One of the issues coming up, addressed directly by Veronica Golos and Tim Yu, is Hoagland’s rhetorical maneuver to “pluralize” himself.
Golos: Hogland minimizes the serious considerations of racist and sexist by including them with the labels of Diet Pepsi drinker and Triple A member. It is the classic dodge, the diminution of the serious into the ironic and the mundane, the so-called humorous.
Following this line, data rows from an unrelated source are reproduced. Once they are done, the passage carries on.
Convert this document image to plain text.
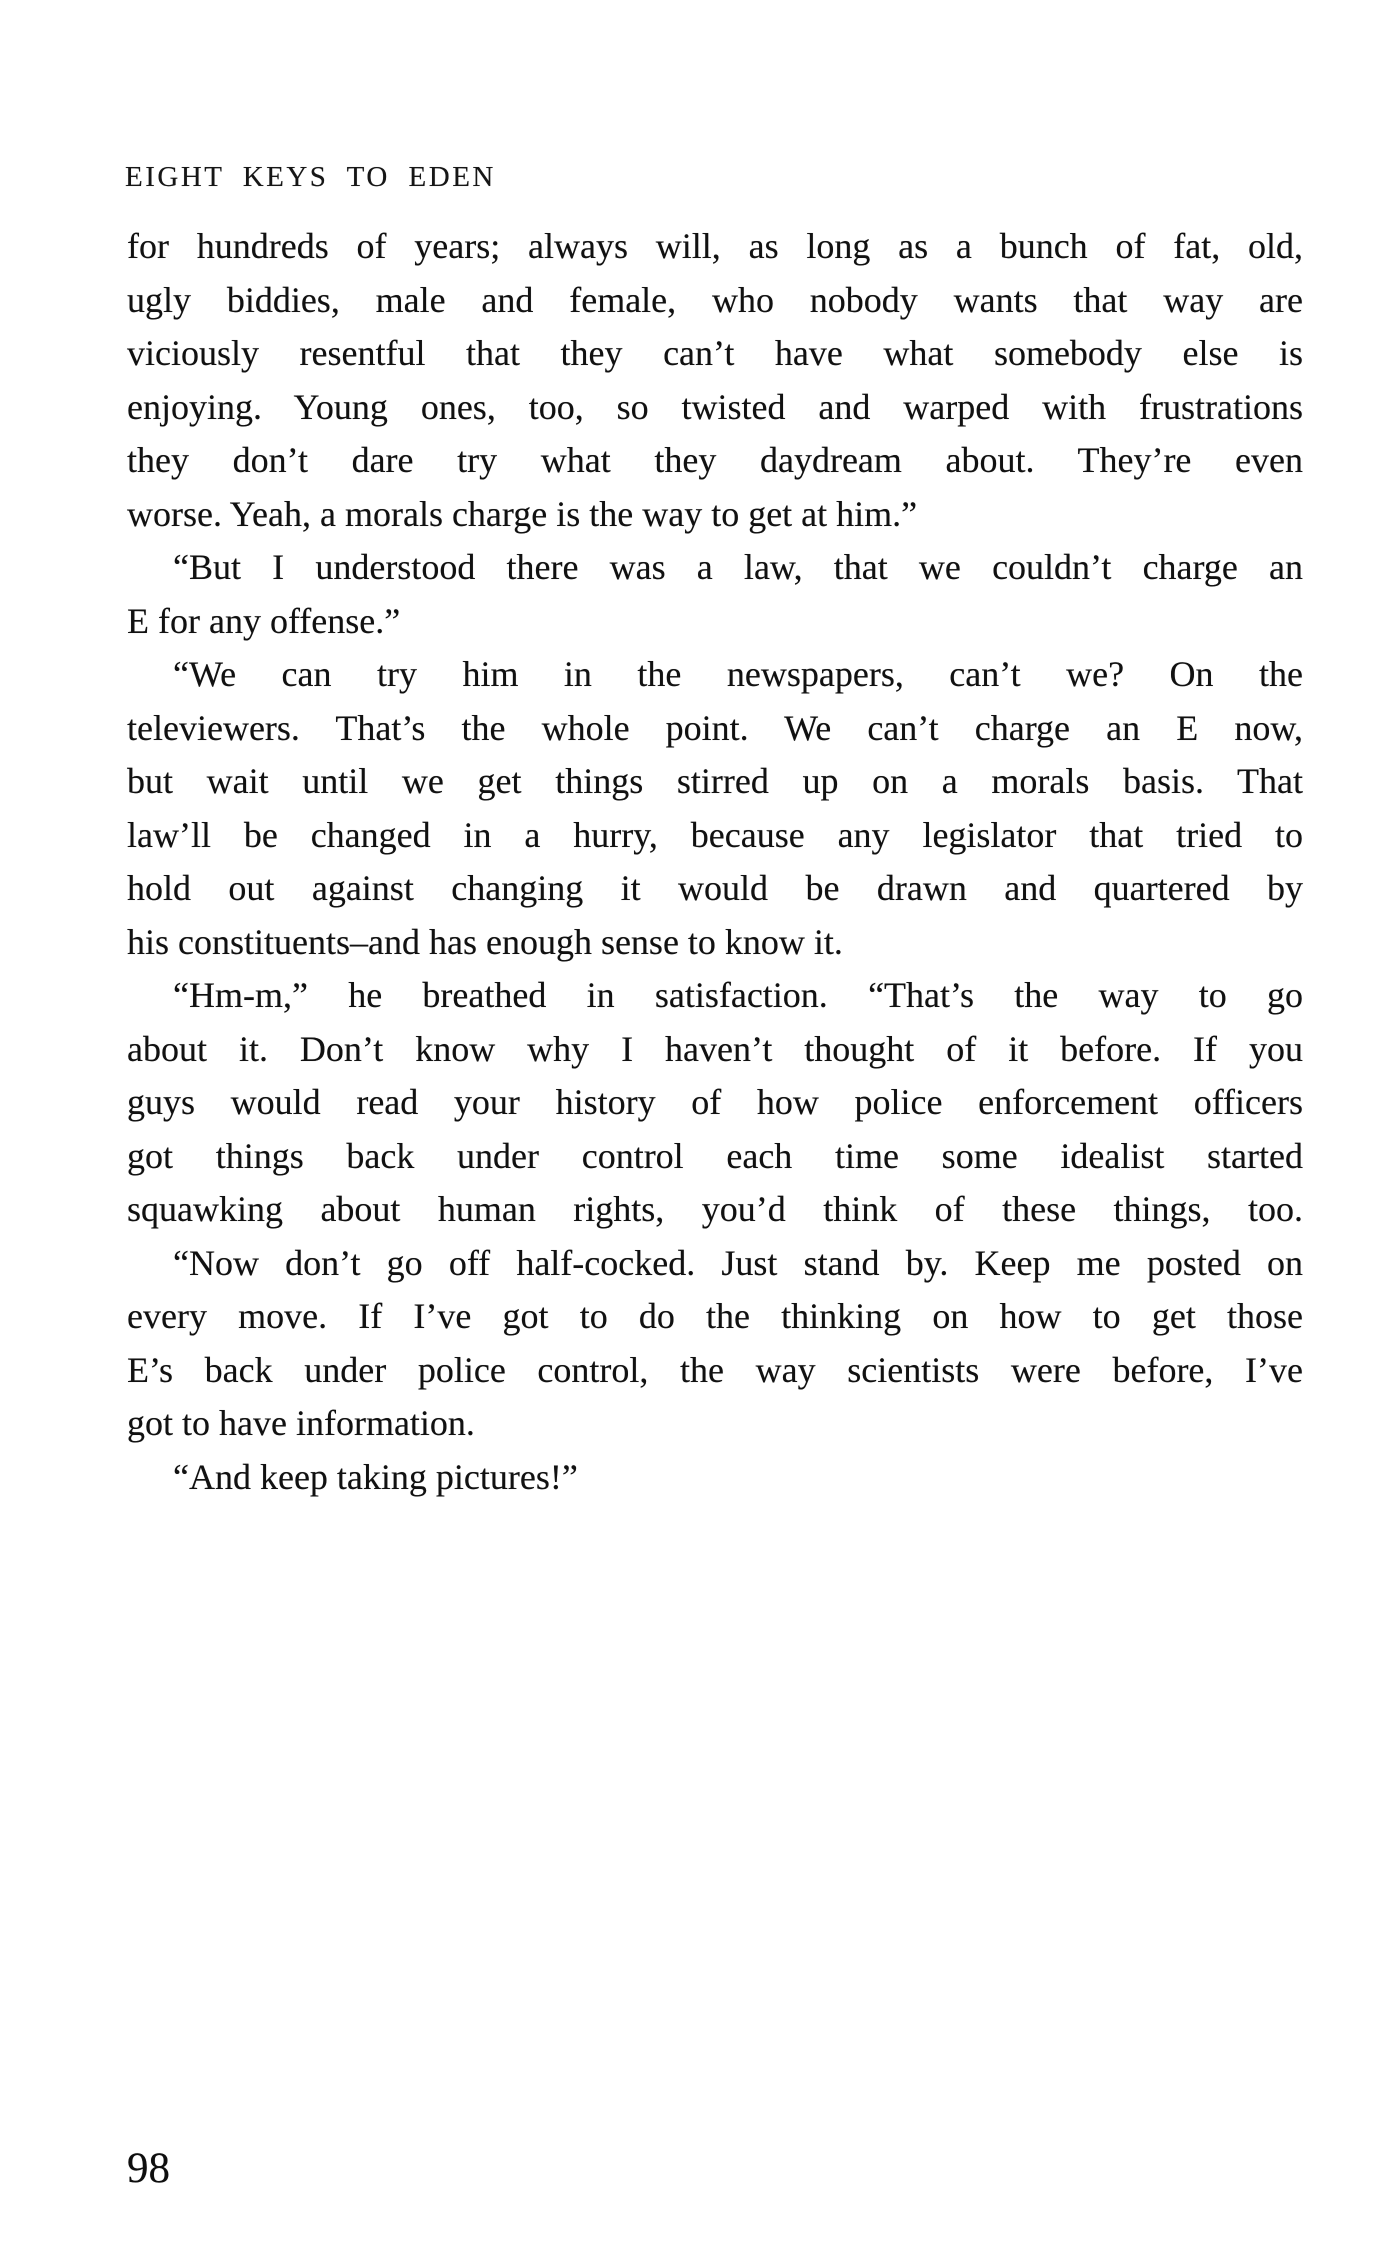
EIGHT KEYS TO EDEN
for hundreds of years; always will, as long as a bunch of fat, old,
ugly biddies, male and female, who nobody wants that way are
viciously resentful that they can’t have what somebody else is
enjoying. Young ones, too, so twisted and warped with frustrations
they don’t dare try what they daydream about. They’re even
worse. Yeah, a morals charge is the way to get at him.”
“But I understood there was a law, that we couldn’t charge an
E for any offense.”
“We can try him in the newspapers, can’t we? On the
televiewers. That’s the whole point. We can’t charge an E now,
but wait until we get things stirred up on a morals basis. That
law’ll be changed in a hurry, because any legislator that tried to
hold out against changing it would be drawn and quartered by
his constituents–and has enough sense to know it.
“Hm-m,” he breathed in satisfaction. “That’s the way to go
about it. Don’t know why I haven’t thought of it before. If you
guys would read your history of how police enforcement officers
got things back under control each time some idealist started
squawking about human rights, you’d think of these things, too.
“Now don’t go off half-cocked. Just stand by. Keep me posted on
every move. If I’ve got to do the thinking on how to get those
E’s back under police control, the way scientists were before, I’ve
got to have information.
“And keep taking pictures!”
98
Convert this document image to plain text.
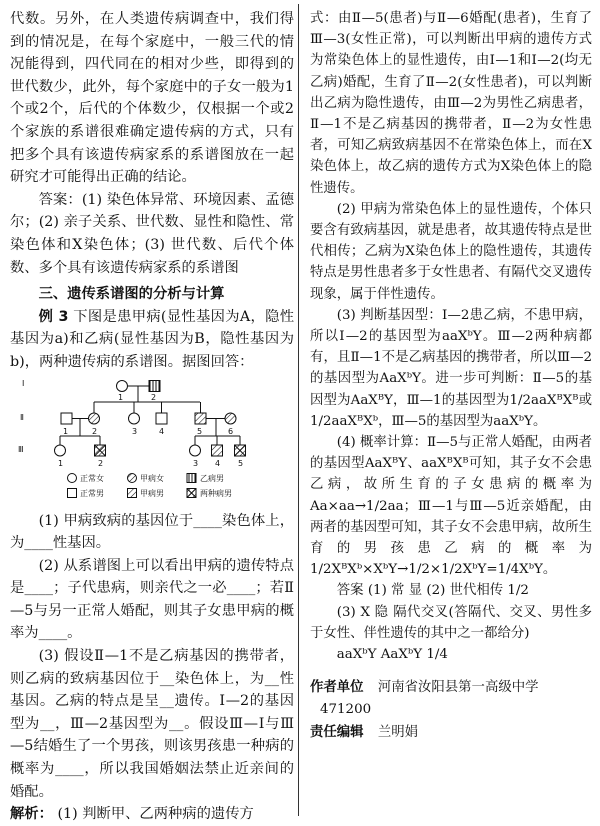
代数。另外，在人类遗传病调查中，我们得到的情况是，在每个家庭中，一般三代的情况能得到，四代同在的相对少些，即得到的世代数少，此外，每个家庭中的子女一般为1个或2个，后代的个体数少，仅根据一个或2个家族的系谱很难确定遗传病的方式，只有把多个具有该遗传病家系的系谱图放在一起研究才可能得出正确的结论。

答案：(1) 染色体异常、环境因素、孟德尔；(2) 亲子关系、世代数、显性和隐性、常染色体和X染色体；(3) 世代数、后代个体数、多个具有该遗传病家系的系谱图

三、遗传系谱图的分析与计算

例 3 下图是患甲病(显性基因为A，隐性基因为a)和乙病(显性基因为B，隐性基因为b)，两种遗传病的系谱图。据图回答：

Ⅰ
Ⅱ
Ⅲ
1	2
1	2	3	4	5	6
1	2	3 4 5
正常女	甲病女	乙病男
正常男	甲病男	两种病男

(1) 甲病致病的基因位于____染色体上，为____性基因。

(2) 从系谱图上可以看出甲病的遗传特点是____；子代患病，则亲代之一必____；若Ⅱ—5与另一正常人婚配，则其子女患甲病的概率为____。

(3) 假设Ⅱ—1不是乙病基因的携带者，则乙病的致病基因位于__染色体上，为__性基因。乙病的特点是呈__遗传。Ⅰ—2的基因型为__，Ⅲ—2基因型为__。假设Ⅲ—Ⅰ与Ⅲ—5结婚生了一个男孩，则该男孩患一种病的概率为____，所以我国婚姻法禁止近亲间的婚配。

解析： (1) 判断甲、乙两种病的遗传方

式：由Ⅱ—5(患者)与Ⅱ—6婚配(患者)，生育了Ⅲ—3(女性正常)，可以判断出甲病的遗传方式为常染色体上的显性遗传，由Ⅰ—1和Ⅰ—2(均无乙病)婚配，生育了Ⅱ—2(女性患者)，可以判断出乙病为隐性遗传，由Ⅲ—2为男性乙病患者，Ⅱ—1不是乙病基因的携带者，Ⅱ—2为女性患者，可知乙病致病基因不在常染色体上，而在X染色体上，故乙病的遗传方式为X染色体上的隐性遗传。

(2) 甲病为常染色体上的显性遗传，个体只要含有致病基因，就是患者，故其遗传特点是世代相传；乙病为X染色体上的隐性遗传，其遗传特点是男性患者多于女性患者、有隔代交叉遗传现象，属于伴性遗传。

(3) 判断基因型：Ⅰ—2患乙病，不患甲病，所以Ⅰ—2的基因型为aaXᵇY。Ⅲ—2两种病都有，且Ⅱ—1不是乙病基因的携带者，所以Ⅲ—2的基因型为AaXᵇY。进一步可判断：Ⅱ—5的基因型为AaXᴮY，Ⅲ—1的基因型为1/2aaXᴮXᴮ或1/2aaXᴮXᵇ，Ⅲ—5的基因型为aaXᵇY。

(4) 概率计算：Ⅱ—5与正常人婚配，由两者的基因型AaXᴮY、aaXᴮXᴮ可知，其子女不会患乙病，故所生育的子女患病的概率为Aa×aa→1/2aa；Ⅲ—1与Ⅲ—5近亲婚配，由两者的基因型可知，其子女不会患甲病，故所生育的男孩患乙病的概率为1/2XᴮXᵇ×XᵇY→1/2×1/2XᵇY=1/4XᵇY。

答案 (1) 常 显 (2) 世代相传 1/2

(3) X 隐 隔代交叉(答隔代、交叉、男性多于女性、伴性遗传的其中之一都给分)

aaXᵇY AaXᵇY 1/4

作者单位 河南省汝阳县第一高级中学 471200
责任编辑 兰明娟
This is the classic dodge. Moreover, the benign pluralism of this dodge advocates an erasure of social specificity: it erases and distorts the specificity of the claimed subjectivities. Being a racist is way different than being sexist. Listing them as if they equivalent is another method to veil the particularities of these individual acts of oppression and the responsibilities one has in relation to them. On the flip side, this logic extends to how race is often represented in academia and beyond: to list minorities as if our historical experiences were equivalent to each other. For example, the racism and social-political oppression I’ve experienced as a Colorado Chicano is vastly different than the experience of a Boricua living in/near Manhattan. The quaint pluralism—equaling all “minority” and/or other subjectivities—diminishes and veils the US citizen’s very real particular socio-political histories and responsibilities.
This reminds of me something writer, artist, performer Guillermo Gomez-Pena stated in an interview:
"I believe in multiple identities. Depending on the context I am Chicano, Mexican, Latin American, or American in the wider sense of the term. The Mexican Other and the Chicano Other constantly fight to appropriate me or reject me. But I think my work might be useful to both sides because I’m an interpreter. An intercultural interpreter."
“Columbus at the Checkpoint: Guillermo Gomez-Pena Rediscovers ‘America.’” The Village Voice.
It is damn complex. Guillermo succinctly notes this above and Farid eloquently notes the complexity of plural subjectivities in his response. I empathize with anyone who writes from such inbetweenness, borderland consciousness or state of mestizaje. I think it is often convenient to ignore these complexities and uncritically essentialize subjectivities. I feel, right or wrong, these complexities got to be kept in mind when interpreting literatures. Poetries are not written or read out of some ideological vacuum (let alone any US American poetries). Poetry is written/read to and out of specific socio-economic and geo-political centers. Furthermore, poetries (of whatever aesthetic inclination) create a particular historical memory (as an artifact of our time) and, thus, a particular political consciousness. To some degree, I am what I eat. What Tim noted about the construction of “Americanness” in Hoagland’s poem could be asked about all poems written in the US: how does this poem construct and/or communicate a subjectivity of US citizenship? i.e. who gets to claim citizenship? I think Francisco points to this when he wrote, “our most prominent national poetry publication (a monthly) reviewed a grand total of 0 books by Latino/a poets between the years 2003 to 2010!” I think who and what gets published or reviewed is one of many ways to generate conceptions of citizenship.